Alis Naomi terangkat. “Oh, ya?”
“Wanita itu menunjukkan foto anaknya kepadaku,” aku Miho. “Di foto itu anak laki-lakinya memang terlihat sempurna menurut penilaianku. Tapi siapa tahu? Fotobisa dipermak di sana-sini. Mungkin orang aslinya tidak sesempurna di foto.”
“Karena itu kau mengajakku?” tebak Naomi sambil meringis.

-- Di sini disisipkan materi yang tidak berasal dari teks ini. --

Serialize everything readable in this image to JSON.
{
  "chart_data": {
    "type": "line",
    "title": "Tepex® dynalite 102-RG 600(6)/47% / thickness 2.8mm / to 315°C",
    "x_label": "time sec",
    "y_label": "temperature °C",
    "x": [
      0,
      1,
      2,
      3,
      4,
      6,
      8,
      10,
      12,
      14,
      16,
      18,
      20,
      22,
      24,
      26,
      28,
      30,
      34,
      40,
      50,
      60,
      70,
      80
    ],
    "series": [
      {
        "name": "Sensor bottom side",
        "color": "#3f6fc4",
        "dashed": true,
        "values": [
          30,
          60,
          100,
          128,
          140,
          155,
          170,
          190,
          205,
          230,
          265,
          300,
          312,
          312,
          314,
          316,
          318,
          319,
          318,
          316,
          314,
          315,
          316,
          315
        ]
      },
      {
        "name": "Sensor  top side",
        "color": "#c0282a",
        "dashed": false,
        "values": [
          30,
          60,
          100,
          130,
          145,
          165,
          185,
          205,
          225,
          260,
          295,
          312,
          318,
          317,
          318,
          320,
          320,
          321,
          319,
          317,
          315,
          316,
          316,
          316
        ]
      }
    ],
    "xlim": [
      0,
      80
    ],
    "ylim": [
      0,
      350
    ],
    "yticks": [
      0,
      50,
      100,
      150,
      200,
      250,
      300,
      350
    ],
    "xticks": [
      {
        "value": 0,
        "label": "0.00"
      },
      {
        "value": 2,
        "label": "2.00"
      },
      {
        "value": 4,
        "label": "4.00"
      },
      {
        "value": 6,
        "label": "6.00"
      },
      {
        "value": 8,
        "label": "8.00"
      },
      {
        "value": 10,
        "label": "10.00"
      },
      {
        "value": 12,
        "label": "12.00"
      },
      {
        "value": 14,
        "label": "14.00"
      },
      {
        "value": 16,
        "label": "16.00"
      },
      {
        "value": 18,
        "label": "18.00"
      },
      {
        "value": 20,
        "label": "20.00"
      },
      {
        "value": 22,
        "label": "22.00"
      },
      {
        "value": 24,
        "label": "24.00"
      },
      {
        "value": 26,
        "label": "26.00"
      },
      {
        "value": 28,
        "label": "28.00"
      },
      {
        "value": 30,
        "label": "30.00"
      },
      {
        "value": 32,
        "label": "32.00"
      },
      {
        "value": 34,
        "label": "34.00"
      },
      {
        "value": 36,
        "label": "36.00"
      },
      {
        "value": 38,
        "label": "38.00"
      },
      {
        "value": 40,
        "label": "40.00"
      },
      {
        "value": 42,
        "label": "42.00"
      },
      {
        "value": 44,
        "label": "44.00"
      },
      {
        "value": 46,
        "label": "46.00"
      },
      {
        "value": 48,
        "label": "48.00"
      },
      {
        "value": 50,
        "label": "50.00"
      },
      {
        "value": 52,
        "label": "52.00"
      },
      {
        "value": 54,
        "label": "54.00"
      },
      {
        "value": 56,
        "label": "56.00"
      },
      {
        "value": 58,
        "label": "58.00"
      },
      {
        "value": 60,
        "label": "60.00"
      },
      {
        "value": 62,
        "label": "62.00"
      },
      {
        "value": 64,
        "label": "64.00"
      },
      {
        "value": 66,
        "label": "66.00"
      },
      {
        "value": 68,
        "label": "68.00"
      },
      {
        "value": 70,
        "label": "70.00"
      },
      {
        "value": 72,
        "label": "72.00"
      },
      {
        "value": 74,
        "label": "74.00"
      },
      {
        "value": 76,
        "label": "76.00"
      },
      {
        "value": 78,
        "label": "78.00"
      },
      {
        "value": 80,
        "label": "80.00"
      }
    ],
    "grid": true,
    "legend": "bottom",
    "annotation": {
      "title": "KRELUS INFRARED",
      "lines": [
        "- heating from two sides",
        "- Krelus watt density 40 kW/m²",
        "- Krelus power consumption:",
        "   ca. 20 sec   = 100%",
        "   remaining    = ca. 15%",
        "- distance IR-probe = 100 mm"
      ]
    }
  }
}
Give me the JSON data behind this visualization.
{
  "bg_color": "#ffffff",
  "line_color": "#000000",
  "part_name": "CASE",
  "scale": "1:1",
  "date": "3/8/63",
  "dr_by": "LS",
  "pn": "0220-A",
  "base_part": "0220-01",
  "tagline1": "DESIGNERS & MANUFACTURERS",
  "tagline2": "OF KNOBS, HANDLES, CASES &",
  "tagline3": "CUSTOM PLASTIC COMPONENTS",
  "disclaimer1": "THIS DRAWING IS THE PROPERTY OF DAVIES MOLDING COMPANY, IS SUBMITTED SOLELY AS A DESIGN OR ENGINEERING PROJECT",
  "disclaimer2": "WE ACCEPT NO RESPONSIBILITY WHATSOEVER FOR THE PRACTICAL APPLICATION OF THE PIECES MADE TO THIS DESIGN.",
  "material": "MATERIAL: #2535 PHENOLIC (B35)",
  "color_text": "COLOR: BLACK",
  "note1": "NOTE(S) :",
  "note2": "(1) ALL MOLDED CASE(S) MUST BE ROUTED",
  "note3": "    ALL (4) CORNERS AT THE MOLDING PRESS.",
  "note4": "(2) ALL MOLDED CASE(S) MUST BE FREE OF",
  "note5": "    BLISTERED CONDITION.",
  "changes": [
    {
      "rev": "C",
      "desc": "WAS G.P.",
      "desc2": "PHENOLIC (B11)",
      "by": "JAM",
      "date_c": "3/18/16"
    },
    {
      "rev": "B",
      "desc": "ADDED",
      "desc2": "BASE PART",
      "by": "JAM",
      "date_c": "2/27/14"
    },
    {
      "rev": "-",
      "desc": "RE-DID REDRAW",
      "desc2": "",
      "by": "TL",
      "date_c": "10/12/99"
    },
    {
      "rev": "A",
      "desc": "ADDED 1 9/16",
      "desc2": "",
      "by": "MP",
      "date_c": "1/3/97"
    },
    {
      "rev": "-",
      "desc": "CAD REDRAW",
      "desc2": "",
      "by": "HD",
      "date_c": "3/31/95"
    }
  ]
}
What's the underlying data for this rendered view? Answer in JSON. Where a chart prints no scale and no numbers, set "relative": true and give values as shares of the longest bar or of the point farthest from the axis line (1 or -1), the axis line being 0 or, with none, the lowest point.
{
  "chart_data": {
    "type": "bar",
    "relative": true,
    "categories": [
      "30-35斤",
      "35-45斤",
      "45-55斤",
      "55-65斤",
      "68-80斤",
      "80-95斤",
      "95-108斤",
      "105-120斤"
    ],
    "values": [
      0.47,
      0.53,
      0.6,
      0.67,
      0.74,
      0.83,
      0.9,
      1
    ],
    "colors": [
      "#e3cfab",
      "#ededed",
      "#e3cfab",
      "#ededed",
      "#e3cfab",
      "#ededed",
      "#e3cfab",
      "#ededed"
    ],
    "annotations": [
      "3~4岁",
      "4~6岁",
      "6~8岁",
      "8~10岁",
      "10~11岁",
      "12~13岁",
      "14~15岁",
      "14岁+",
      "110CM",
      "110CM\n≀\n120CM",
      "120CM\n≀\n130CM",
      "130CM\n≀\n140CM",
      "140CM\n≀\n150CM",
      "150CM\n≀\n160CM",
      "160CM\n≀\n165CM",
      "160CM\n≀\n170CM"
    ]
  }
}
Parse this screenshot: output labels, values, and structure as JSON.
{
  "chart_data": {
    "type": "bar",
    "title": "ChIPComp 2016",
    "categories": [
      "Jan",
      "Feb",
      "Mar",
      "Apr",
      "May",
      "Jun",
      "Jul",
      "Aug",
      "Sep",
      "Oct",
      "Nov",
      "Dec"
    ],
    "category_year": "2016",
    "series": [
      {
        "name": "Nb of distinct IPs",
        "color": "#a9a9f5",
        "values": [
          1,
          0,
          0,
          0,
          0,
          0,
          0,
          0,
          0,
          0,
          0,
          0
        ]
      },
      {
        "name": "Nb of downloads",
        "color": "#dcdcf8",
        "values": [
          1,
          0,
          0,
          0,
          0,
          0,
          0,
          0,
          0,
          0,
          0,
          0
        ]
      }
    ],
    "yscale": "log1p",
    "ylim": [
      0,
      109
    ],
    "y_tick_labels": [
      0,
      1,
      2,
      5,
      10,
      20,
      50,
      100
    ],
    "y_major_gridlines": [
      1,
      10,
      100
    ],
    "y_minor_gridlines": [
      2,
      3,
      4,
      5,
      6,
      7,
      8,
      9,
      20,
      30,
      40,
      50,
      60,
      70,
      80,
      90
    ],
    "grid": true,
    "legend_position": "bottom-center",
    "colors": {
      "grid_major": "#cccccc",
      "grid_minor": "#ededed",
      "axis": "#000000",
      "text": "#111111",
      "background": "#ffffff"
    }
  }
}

Miho tersenyum meminta maaf. “Kalau ternyata laki-laki itu berbeda jauh dengan foto yang kulihat, aku tidak ingin berlama-lama di sini. Kau bisa menjadi alasanku untuk cepat-cepat kabur.”
“Kalau ternyata dia sesempurna di foto?”
“Kau boleh menyingkir jauh-jauh dan membiarkan aku mengurusnya sendiri,”
gurau Miho.
Naomi menghela napas lalu menggeleng-geleng. Ia kembali mendongak menatap gedung di hadapannya. Kebetulan sekali laki-laki yang ingin ditemui Miho bekerja di studio Bobby Shin. Mungkin ia bisa menemui Danny sebentar sementara Miho menemui siapa pun yang ingin ditemuinya itu. Tentu saja itu kalau Danny tidak terlalu sibuk.
* * *
Danny sedang mengedit gambar bersama salah seorang editor ketika ponselnya berbunyi. Ia menatap layar ponselnya. Dari kakaknya? Danny keluar dari ruangan untuk menerima telepon. “Hai, Nuna,” sapanya pendek.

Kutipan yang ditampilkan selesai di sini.